News briefs: Coca-Cola, SABMiller and Cadbury Schweppes

This week, Coca-Cola and SABMiller expect further profit ahead after recording sales improvements, while Cadbury Schweppes moves nearer to its beverage-arm demerger.

Coca-Cola praises entire portfolio over sales growth Sales of Coca Cola's non-carbonated beverages continued to grow well beyond those of sparkling beverages, as the company today posted a 15 per cent improvement in first quarter profit, amounting to $1.8bn.

The company said that on an international basis, sales volumes of carbonated beverages were up by three per cent over the quarter, while those for non-carbonated alternatives rose 17 per cent for the three-month period ending 28 March.

Sales increased by 21 per cent to $7.3bn, compared to the same period last year, with international growth helping to offset the company's US operation, which have been bogged down by economic difficulties, Coca-Cola said.

Company president Muhtar Kent said that the company had posted strong growth across its brand portfolio and, despite the economic challenges relating to the US market, expected further growth in the future.

"I remain optimistic about the progress we are making and committed to continued improvement in the execution of our strategies," he stated.

"Even in the face of a difficult macroeconomic climate, I believe that by continuing to collaborate with our bottling partners and maintaining an unrelenting focus on integrated consumer marketing and commercial and franchise leadership, [the company] will achieve another successful year."
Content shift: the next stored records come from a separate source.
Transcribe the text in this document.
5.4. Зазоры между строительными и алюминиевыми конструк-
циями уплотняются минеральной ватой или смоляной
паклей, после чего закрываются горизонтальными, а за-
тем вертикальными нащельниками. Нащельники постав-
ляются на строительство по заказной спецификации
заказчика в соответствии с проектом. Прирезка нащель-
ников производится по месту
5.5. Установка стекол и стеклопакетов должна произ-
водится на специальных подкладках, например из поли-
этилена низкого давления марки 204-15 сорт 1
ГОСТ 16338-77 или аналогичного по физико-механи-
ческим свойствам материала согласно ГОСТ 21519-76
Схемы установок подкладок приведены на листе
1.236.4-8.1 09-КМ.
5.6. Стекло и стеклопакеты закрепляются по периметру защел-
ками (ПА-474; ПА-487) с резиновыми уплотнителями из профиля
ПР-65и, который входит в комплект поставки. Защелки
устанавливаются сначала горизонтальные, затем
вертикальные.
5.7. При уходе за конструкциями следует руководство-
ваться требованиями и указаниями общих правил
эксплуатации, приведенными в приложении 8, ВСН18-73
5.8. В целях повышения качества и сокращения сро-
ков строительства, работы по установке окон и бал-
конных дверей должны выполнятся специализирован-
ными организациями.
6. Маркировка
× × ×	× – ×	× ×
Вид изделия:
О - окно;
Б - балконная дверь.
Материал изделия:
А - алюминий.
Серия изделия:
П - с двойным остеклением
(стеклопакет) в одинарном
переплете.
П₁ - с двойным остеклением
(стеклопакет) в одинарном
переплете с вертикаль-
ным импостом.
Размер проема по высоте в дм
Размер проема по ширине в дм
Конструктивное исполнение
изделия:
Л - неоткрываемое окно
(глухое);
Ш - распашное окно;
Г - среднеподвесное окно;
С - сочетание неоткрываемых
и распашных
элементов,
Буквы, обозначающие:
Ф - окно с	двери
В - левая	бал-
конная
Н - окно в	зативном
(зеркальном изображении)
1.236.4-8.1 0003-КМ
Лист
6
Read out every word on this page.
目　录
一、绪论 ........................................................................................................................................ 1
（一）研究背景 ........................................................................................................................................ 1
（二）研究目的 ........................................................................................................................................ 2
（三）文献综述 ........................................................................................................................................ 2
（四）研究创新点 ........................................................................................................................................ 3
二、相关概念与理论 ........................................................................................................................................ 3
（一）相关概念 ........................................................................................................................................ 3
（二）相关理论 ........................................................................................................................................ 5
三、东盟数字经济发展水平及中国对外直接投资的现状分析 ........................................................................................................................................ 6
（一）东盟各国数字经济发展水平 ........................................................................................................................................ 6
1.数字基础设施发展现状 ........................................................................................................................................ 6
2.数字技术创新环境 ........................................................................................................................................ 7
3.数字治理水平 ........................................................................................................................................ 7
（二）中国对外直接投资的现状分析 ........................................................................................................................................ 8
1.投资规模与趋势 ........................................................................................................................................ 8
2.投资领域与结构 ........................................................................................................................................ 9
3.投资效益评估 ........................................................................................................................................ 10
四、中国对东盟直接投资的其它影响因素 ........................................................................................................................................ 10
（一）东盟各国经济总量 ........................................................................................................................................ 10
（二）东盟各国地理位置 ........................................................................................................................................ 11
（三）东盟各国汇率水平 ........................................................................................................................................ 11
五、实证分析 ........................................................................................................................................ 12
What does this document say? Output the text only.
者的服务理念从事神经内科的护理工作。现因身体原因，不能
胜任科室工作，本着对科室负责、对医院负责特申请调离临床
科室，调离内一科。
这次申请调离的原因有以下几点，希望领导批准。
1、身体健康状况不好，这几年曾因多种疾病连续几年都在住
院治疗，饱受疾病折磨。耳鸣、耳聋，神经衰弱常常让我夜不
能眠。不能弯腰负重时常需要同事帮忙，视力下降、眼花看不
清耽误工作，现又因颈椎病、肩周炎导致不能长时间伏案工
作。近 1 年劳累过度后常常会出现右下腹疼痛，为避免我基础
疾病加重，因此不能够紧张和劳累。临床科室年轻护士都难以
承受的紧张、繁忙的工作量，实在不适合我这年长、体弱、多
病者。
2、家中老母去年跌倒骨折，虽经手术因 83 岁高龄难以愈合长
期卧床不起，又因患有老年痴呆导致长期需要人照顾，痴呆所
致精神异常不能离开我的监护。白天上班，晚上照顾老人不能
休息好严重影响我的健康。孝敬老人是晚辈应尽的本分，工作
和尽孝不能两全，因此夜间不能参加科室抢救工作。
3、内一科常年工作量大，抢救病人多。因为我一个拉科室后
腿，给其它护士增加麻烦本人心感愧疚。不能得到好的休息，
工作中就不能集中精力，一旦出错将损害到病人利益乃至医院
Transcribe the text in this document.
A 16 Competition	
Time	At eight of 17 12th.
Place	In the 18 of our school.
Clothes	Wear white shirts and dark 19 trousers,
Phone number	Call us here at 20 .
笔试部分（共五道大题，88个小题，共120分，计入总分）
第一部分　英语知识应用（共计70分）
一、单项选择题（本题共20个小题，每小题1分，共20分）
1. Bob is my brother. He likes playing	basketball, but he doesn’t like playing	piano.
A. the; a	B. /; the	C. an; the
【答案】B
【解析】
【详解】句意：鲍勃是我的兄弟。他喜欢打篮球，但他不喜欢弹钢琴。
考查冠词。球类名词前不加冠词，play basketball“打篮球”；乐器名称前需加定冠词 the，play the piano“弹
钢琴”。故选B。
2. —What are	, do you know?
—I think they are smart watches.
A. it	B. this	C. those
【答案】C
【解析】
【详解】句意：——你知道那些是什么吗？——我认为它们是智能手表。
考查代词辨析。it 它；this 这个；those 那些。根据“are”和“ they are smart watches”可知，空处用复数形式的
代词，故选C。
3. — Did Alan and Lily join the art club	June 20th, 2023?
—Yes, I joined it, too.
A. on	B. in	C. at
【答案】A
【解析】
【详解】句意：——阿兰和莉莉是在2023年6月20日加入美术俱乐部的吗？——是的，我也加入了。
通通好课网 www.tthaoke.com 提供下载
Operating margins for the three-months were down over the same time last year though, falling by 1.3 percentage points.

Of its international operations, Coca-Cola said that sales volume growth of its brands per unit were up by double digit figures in a number of emerging markets like China, India, Brazil, Turkey, Russia and other Eastern European markets.

In the European Union, growth was less pronounced at three per cent, while volumes in the company's North American market remained unchanged due to the economic climate in the region, the company said.

SABMiller expects full year success SABMiller says it expects to meet the higher end of its growth targets for the 2007 fiscal year despite increased production costs for its brands.

The brewer said that sales of its lager brands for the twelve months ending 31 March were expected to be up by 16 per cent in a trading statement issued this week.

Price increases for it brands, as well as an extended portfolio of goods offered were attributed by the company to the expected growth for the year, as well as a focus on production efficiency, the company said.

The company's European, and Asian & African operations have been key to meeting these expectations, according to the brewer.

In Europe, beverage sales volumes were up by eight per cent on an organic basis, helped particularly by more eastern markets in the region, SABMiller said.

The brewer claimed that in Romania alone, volumes rose 28 per cent helped by a rebranding and packaging of the Timisoreana brand.

In Russia, premium beer sales increased by 14 per cent.

Through SABMiller's Africa and Asia segment, combined organic growth within sales volumes for its lager brands is expected to increase by 15 per cent during the year.

The company said this was helped by market share improvements of its CR Snow label in China, though poor weather during the final quarter had impinged on full year profitability.

India also posted strong growth over the period, while the company's African operations, excluding Zimbabwe, posted a six per cent increase in lager sales volumes, on an organic basis.

In Latin America, total lager sales volumes for the group over the twelve months increased by six per cent across the region, while in the US, the company's Miller arm said it had posted a 3.1 per cent rise in sales to retailers.

Cadbury Schweppes sets demerger date Cadbury Schweppes has set the date of 7 May for the demerger of its beverage arm into the Dr Pepper Snapple Group (DPSG).

The group said earlier this week that it has secured credit agreements for the split of the $11bn business, ahead of the proposed listing on the New York Stock Exchange next month.